経営者の孤独・壁打ちのすすめ

 ビジネスでもプライベートでも誰かに話しを聴いてもらうことで、それが安心や行動に結びつくことがある。このように対話を通して自分の考えを深めることを一般的に「壁打ち」という。

 本来、壁打ちの意味は、テニスなどで一人壁に向かってボールを打ち続ける意味で使われるのだが、ビジネスにおいては、話を誰かに聞いてもらって考えを整理することの意味として捉えられている。

 筆者も何かうまくいかないことがあると、壁打ちしようという感覚で普段からお世話になっている仲間や先輩、各種専門家に声をかけるようにしている。

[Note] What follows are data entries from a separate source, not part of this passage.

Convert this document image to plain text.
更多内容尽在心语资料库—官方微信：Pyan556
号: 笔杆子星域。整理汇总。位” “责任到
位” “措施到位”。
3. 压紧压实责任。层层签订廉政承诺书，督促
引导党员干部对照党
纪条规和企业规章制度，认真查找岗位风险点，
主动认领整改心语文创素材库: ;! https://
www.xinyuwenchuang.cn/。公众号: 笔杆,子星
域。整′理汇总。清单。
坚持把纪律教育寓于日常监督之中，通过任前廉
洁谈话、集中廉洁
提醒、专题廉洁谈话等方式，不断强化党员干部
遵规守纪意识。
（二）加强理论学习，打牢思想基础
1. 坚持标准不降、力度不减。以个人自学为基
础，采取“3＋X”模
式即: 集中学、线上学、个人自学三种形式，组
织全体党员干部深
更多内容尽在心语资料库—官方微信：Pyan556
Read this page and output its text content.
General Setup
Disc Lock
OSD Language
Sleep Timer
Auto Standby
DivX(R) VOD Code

 壁打ちの特徴は、話しながら自分の考えが徐々にまとまっていき、具体的なアドバイスが得られることである。例えば、頭のなかにあるうちはモヤモヤしていたことも、人に話すことによって、まず言語化されるとともに、自分ではすごくいいと思っていたアイデアの反応がイマイチよくなかったり、逆にあまり自信がないことが思わぬ評価だったりと、人と会話のキャッチボールを繰り返し行い、アウトプットすることではじめてわかることも少なくない。

 

【壁打ちのメリット】

1.モヤモヤしていることがスッキリと晴れ、視界良好になる。

2.頭のなかで考えいることが言語化、わかる化できる。

3.アイデアを聴いてもらうことで率直な感想と具体的なアドバイスが得られる。

4.目標達成のために、何をいつまでにどのようにすべきかが明確になる。

  

 できれば、壁打ちは心理的安全性が保たれた本音のフランクな対話ができる関係の相手が望ましいのであるが、極めて重要なことは、自分だけがメリットを享受するのではなく、相手にとっても同様な価値を提供できるようにすることである。お互いによき壁打ちの相手となれることで、関係性も必然的によくなっていくものである。

 とかく経営者は孤独と言われている。何事に対しても最終責任者として適切且つスピーディーな判断が要求される。一人黙考するのも決して悪くはないが、たまには何人かと定期的に壁打ちする時間も経営者には必要不可欠ではないだろうか。